2025年大会の振り返り
公式発表で確認できる2025年課題
HPC-AI Advisory Councilの2025年結果PDFでは、2025年大会の課題が次のように説明されています。
| 部門 | 課題 |
|---|---|
| HPC Track | NWChemによる計算化学シミュレーションの実行時間最小化 |
| AI Track | SGLangを使ったDeepSeek-R1 671B推論スループット最大化 |
公式PDFでは、参加者がprofiling、algorithmic refinements、architecture-specific tuningを使ってHPC/AI性能を改善したことも説明されています。
日本チームの結果
東京農工大学などのプレスリリースでは、理研R-CCSが支援した4チームの入賞が確認できます。
| チーム | 賞 |
|---|---|
| T0M0K4ZU w/ RIKEN | 総合部門 Merit Award |
| Moralistars w/ RIKEN | HPC部門 Best HPC Performance賞 |
| SQUID w/ RIKEN | HPC部門 Excellent HPC Performance賞 |
| Kisarazu Big Branch team w/ RIKEN | AI部門 Excellent AI Performance賞 |
このプレスリリースでは、理研R-CCSが2025年大会から学生出場支援事業を開始し、練習用計算資源として九州大学のスーパーコンピュータ「玄界」の利用支援などを行ったことも説明されています。
参加記から得られる実践知
木更津高専チームの参加記は公式ルールではありませんが、初心者チームが何に詰まるかを知るうえで有用です。
主な学びは次の通りです。
- 最初の数週間は、最適化以前にクラスタ、VPN、2FA、ジョブスケジューラ、モデルロードに慣れる時間になる。
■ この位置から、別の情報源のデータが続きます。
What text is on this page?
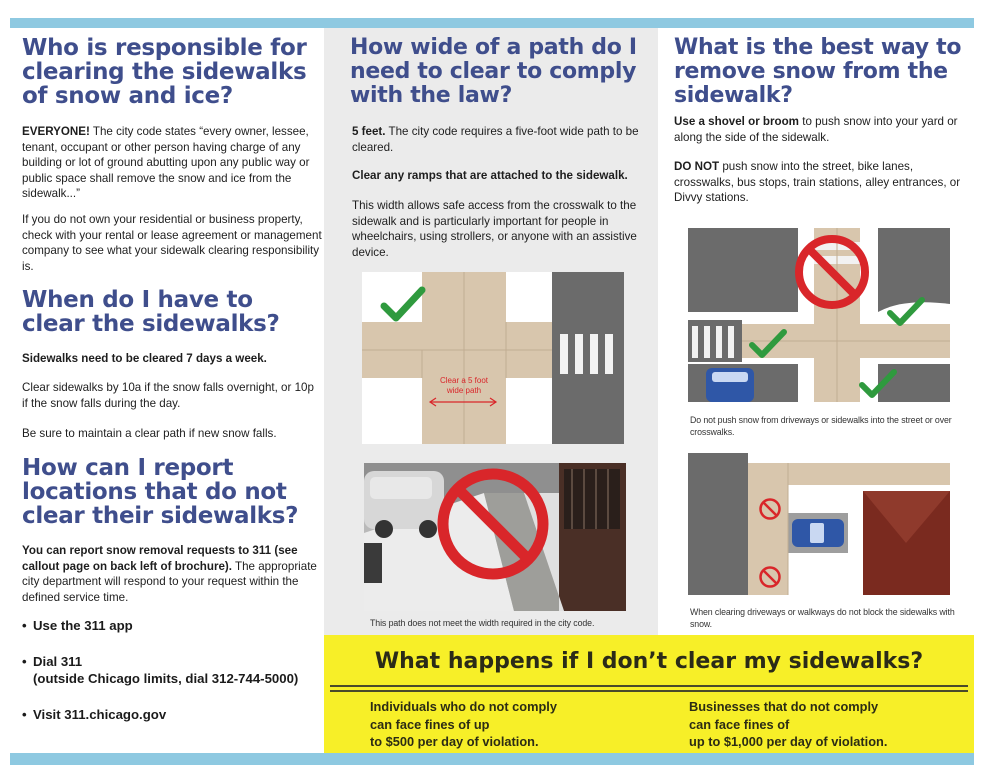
Who is responsible for clearing the sidewalks of snow and ice?
EVERYONE! The city code states “every owner, lessee, tenant, occupant or other person having charge of any building or lot of ground abutting upon any public way or public space shall remove the snow and ice from the sidewalk...”
If you do not own your residential or business property, check with your rental or lease agreement or management company to see what your sidewalk clearing responsibility is.
When do I have to clear the sidewalks?
Sidewalks need to be cleared 7 days a week.
Clear sidewalks by 10a if the snow falls overnight, or 10p if the snow falls during the day.
Be sure to maintain a clear path if new snow falls.
How can I report locations that do not clear their sidewalks?
You can report snow removal requests to 311 (see callout page on back left of brochure). The appropriate city department will respond to your request within the defined service time.
• Use the 311 app
• Dial 311
(outside Chicago limits, dial 312-744-5000)
• Visit 311.chicago.gov
How wide of a path do I need to clear to comply with the law?
5 feet. The city code requires a five-foot wide path to be cleared.
Clear any ramps that are attached to the sidewalk.
This width allows safe access from the crosswalk to the sidewalk and is particularly important for people in wheelchairs, using strollers, or anyone with an assistive device.
Clear a 5 foot
wide path
This path does not meet the width required in the city code.
What is the best way to remove snow from the sidewalk?
Use a shovel or broom to push snow into your yard or along the side of the sidewalk.
DO NOT push snow into the street, bike lanes, crosswalks, bus stops, train stations, alley entrances, or Divvy stations.
Do not push snow from driveways or sidewalks into the street or over crosswalks.
When clearing driveways or walkways do not block the sidewalks with snow.
What happens if I don’t clear my sidewalks?
Individuals who do not comply
can face fines of up
to $500 per day of violation.
Businesses that do not comply
can face fines of
up to $1,000 per day of violation.
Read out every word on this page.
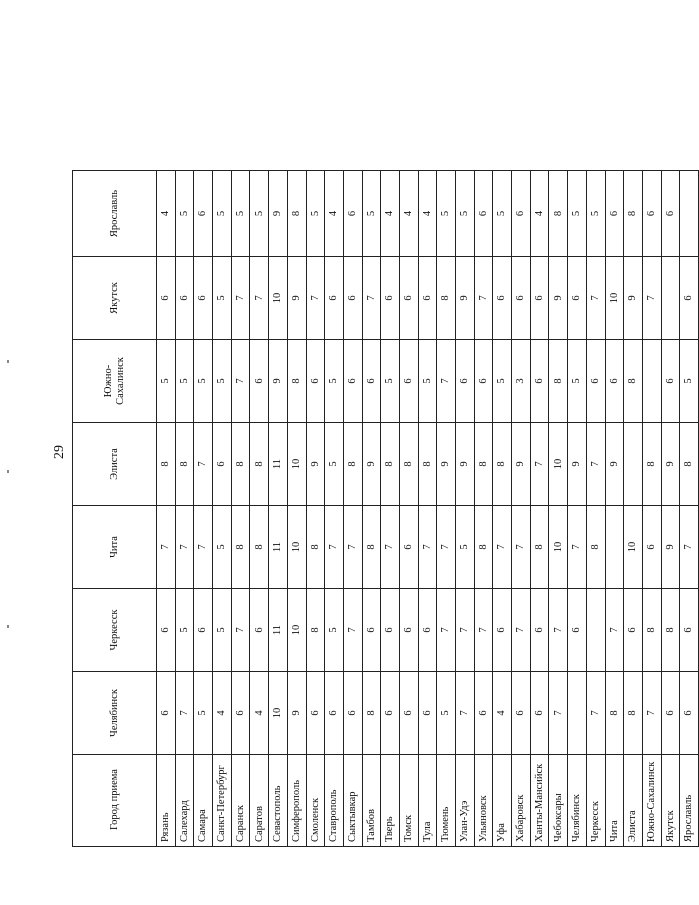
29
Город приема	Челябинск	Черкесск	Чита	Элиста	Южно-Сахалинск	Якутск	Ярославль
Рязань	6	6	7	8	5	6	4
Салехард	7	5	7	8	5	6	5
Самара	5	6	7	7	5	6	6
Санкт-Петербург	4	5	5	6	5	5	5
Саранск	6	7	8	8	7	7	5
Саратов	4	6	8	8	6	7	5
Севастополь	10	11	11	11	9	10	9
Симферополь	9	10	10	10	8	9	8
Смоленск	6	8	8	9	6	7	5
Ставрополь	6	5	7	5	5	6	4
Сыктывкар	6	7	7	8	6	6	6
Тамбов	8	6	8	9	6	7	5
Тверь	6	6	7	8	5	6	4
Томск	6	6	6	8	6	6	4
Тула	6	6	7	8	5	6	4
Тюмень	5	7	7	9	7	8	5
Улан-Удэ	7	7	5	9	6	9	5
Ульяновск	6	7	8	8	6	7	6
Уфа	4	6	7	8	5	6	5
Хабаровск	6	7	7	9	3	6	6
Ханты-Мансийск	6	6	8	7	6	6	4
Чебоксары	7	7	10	10	8	9	8
Челябинск		6	7	9	5	6	5
Черкесск	7		8	7	6	7	5
Чита	8	7		9	6	10	6
Элиста	8	6	10		8	9	8
Южно-Сахалинск	7	8	6	8		7	6
Якутск	6	8	9	9	6		6
Ярославль	6	6	7	8	5	6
- 2025年のAI側では、SGLang公式ドキュメントとブログを読み、parallelism、batch size、network、attention、MoE/MTPなどを調べている。
- 実験は300回規模になり得るため、実験前に仮説を書き、実験後に設定、結果、ログ、解釈を残す仕組みが必要。
- 成功例だけでなく、期待した高速化が出なかった例も重要。例えばDP Attentionは文献上よく見えても、実環境ではスループットが落ちる可能性がある。
2026年に引き継ぐべき教訓
- ベースラインをまず動かす。
- 実行時間、ロード時間、I/O、ネットワーク、GPU使用率、CPU使用率を分けて見る。
- 「速くなった」ではなく、「どのメトリクスが、どの条件で、どれだけ変わったか」を記録する。
- 大会ルール上禁止される可能性がある変更を、早い段階でリストアップする。
- プレゼン評価もあるため、最終スコアだけでなく実験設計と説明可能性を残す。